D’autres pourraient leur emboîter le pas. Car l’homme de Bossangoa (région natale de François Bozizé) n’a pas ménagé non plus ses efforts pour “retourner” en sa faveur l’ex-président Kolingba, dont le parti, le RDC, appartient à la fameuse coalition de l’Union des forces vives qui avait juré sa perte au premier tour. Dès le 31 mars, François Bozizé lui a fait un appel du pied très explicite, dans un message radiodiffusé, en lui rafraîchissant opportunément la mémoire : “Le bon berger est celui qui s’occupe de ses brebis. […] Ceux qui avaient fui en Ouganda, je les ai ramenés […] parce que je suis un bon berger”, avait-il déclaré. Traduction : André Kolingba avait quitté la République centrafricaine pour un exil de deux ans en Ouganda après un coup d’Etat manqué le 28 mai 2001 contre son successeur, Ange-Félix Patassé. Un putsch dont il avait revendiqué la paternité. Il a été condamné à mort par contumace en 2002, puis ramené au rang de simple soldat par Patassé. En avril 2003, François Bozizé l’a amnistié et lui a rendu son grade de général. Les relations familiales qui unissent leurs épouses, Mireille et Monique, auraient pu également favoriser leur rapprochement. Sauf que, malgré sa qualité de “parente par alliance” de François Bozizé, Mireille Kolingba appartient à l’aile dure du RDC, le parti de son époux, et exerce, dit-on, une grande influence sur ce dernier, affaibli par la maladie.

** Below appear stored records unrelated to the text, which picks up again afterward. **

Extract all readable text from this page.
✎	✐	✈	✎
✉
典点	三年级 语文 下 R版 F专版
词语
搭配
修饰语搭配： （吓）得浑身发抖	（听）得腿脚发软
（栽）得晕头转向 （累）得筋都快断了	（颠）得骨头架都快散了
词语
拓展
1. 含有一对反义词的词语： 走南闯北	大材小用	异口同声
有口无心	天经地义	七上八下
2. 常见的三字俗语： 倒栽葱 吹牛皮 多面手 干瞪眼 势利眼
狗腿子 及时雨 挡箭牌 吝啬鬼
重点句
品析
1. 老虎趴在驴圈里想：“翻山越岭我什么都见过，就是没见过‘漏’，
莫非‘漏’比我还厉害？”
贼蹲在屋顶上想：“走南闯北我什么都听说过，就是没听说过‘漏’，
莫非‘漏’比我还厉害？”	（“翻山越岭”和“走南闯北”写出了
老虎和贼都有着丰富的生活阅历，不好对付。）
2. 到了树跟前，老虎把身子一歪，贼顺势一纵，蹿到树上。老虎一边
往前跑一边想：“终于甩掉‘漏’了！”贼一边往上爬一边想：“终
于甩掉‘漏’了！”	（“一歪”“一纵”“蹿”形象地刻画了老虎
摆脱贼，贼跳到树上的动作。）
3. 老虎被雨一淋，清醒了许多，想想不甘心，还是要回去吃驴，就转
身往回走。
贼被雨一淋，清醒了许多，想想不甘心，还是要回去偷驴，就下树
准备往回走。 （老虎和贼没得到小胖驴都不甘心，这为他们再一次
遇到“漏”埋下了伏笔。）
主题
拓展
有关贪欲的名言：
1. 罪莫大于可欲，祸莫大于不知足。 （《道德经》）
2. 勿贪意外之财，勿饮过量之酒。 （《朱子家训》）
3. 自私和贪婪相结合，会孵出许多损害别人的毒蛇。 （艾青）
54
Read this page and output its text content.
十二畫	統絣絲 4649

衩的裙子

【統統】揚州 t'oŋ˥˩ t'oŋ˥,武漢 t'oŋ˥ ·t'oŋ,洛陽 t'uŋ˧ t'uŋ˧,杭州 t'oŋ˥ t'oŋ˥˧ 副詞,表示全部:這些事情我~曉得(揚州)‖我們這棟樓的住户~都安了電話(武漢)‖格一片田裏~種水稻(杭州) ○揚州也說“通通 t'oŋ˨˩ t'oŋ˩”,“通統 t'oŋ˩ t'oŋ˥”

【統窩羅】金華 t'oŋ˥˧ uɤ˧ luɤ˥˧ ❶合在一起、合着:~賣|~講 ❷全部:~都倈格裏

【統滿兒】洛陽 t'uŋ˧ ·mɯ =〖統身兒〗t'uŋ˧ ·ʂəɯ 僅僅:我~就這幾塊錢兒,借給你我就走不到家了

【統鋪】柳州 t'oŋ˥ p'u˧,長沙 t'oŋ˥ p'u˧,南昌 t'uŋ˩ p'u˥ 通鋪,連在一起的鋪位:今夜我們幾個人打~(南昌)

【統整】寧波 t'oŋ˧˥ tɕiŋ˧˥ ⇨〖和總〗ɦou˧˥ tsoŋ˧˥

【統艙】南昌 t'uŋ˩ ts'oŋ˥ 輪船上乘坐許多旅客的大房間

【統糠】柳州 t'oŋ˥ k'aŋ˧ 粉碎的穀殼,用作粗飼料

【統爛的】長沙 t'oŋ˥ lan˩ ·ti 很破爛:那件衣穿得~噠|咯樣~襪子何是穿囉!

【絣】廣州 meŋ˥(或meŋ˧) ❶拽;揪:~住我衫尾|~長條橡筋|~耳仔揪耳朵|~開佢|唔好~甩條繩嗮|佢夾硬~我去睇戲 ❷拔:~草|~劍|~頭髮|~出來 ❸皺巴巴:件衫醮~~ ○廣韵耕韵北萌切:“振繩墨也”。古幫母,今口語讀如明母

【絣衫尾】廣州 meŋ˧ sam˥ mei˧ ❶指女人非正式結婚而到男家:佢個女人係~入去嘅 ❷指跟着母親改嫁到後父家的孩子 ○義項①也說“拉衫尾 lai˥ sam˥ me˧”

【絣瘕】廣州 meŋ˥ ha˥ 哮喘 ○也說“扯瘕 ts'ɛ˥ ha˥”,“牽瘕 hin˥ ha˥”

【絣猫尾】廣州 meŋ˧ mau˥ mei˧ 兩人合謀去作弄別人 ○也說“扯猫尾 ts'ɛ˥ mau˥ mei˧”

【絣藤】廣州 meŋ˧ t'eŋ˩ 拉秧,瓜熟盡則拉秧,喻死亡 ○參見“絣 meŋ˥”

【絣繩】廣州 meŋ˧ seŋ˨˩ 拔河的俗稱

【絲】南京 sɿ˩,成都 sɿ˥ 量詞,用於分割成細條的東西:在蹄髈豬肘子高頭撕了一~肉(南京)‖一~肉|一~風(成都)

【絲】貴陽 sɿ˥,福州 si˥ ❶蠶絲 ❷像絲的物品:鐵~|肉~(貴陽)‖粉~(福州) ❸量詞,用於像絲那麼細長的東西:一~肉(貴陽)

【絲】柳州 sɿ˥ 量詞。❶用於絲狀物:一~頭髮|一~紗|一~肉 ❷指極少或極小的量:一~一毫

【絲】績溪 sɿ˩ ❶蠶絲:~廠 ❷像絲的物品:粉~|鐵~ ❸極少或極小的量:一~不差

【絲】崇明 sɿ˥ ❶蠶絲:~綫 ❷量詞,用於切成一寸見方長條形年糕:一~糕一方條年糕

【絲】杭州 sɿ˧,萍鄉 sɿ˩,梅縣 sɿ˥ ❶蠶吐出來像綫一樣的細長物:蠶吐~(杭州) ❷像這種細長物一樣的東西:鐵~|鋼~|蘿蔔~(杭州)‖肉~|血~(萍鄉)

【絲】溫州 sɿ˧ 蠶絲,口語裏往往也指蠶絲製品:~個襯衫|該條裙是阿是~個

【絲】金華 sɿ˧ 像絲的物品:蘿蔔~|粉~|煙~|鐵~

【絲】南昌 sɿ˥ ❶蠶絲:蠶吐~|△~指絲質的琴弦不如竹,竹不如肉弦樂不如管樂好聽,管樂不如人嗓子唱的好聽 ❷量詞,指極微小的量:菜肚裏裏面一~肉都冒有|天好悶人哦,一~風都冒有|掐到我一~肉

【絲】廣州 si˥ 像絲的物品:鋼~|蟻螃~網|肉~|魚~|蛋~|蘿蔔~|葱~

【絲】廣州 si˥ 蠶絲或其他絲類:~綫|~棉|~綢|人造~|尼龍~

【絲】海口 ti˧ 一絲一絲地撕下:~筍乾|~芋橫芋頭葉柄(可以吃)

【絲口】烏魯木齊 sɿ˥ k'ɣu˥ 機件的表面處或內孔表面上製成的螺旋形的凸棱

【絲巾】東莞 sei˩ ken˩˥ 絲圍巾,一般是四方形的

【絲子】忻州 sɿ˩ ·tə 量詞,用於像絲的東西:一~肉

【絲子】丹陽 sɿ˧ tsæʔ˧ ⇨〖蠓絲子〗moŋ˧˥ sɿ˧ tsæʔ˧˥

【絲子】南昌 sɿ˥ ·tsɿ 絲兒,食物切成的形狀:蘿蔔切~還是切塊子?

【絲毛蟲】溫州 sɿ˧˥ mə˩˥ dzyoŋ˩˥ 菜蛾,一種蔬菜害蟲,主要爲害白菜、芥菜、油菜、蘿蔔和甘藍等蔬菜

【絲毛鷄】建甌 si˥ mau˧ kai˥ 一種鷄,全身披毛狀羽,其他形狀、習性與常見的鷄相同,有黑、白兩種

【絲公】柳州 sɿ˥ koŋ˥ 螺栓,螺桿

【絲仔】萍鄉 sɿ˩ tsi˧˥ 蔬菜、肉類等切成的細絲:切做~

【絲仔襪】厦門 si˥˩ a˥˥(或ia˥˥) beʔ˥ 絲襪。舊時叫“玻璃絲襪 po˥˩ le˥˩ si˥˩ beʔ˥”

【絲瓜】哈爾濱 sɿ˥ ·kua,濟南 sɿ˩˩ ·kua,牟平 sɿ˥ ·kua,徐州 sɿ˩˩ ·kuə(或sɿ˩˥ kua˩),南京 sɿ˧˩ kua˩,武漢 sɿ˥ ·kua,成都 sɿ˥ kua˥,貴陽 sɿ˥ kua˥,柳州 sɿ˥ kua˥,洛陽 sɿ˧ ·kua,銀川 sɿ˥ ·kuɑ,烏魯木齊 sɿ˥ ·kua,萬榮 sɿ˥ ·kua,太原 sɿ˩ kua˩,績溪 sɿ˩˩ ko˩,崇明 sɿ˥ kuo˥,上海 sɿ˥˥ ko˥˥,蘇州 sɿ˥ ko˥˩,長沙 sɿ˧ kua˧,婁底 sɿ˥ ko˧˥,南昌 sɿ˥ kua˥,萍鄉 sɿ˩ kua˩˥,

Est-ce sur ses conseils que le RDC a fait monter les enchères pour un éventuel soutien à François Bozizé le 8 mai ? Toujours est-il que, de source bien informée, les conditions posées par la formation politique dirigée par André Kolingba auraient été exorbitantes. Jugez-en vous-mêmes : prise en charge par l’Etat centrafricain de trente hommes pour assurer la sécurité de l’ancien chef d’Etat ; faire de lui un messager de la paix ou le médiateur de la République et lui attribuer un logement ; lui accorder une compensation financière de 5 milliards de F CFA, ajoutée à un dédommagement pour la destruction de tous ses biens ; rétablir ses pensions mensuelles ainsi que celles de ses descendants ; réserver au RDC les postes de Premier ministre, les ministères de la Coopération, des Travaux publics, de la Culture et de la Jeunesse, de l’Economie et des Finances, du Commerce et de l’Industrie, de l’Energie et des Mines, une vice-présidence de l’Assemblée nationale, six postes de préfet, des directions de sociétés d’Etat, des fonctions d’ambassadeurs, l’état-major des armées centrafricaines ; mettre à la disposition du bureau du RDC huit véhicules (4 3 4) et une somme de 200 millions de F CFA ; enfin, verser la même somme à chaque candidat de ce parti en campagne pour le second tour des élections législatives. Pas étonnant que les âpres et laborieuses tractations entre les états-majors de campagne de François Bozizé et d’André Kolingba se soient soldées par un échec. Résultat, le RDC a officiellement annoncé le 22 avril qu’il ne donnerait pas de consigne de vote au second tour. Une neutralité qui laisse tout de même peu de chance à Martin Ziguélé de faire mentir les pronostics le 8 mai. D’abord, parce qu’à la surprise générale, Charles Massi, le leader du Fodem (Forum démocratique pour la modernisation), l’un des contempteurs les plus virulents de François Bozizé a, après moult tergiversations rallié le camp du chef de l’Etat sortant. Tout comme Jean-Paul Ngoupandé, président du PUN (Parti de l’unité nationale).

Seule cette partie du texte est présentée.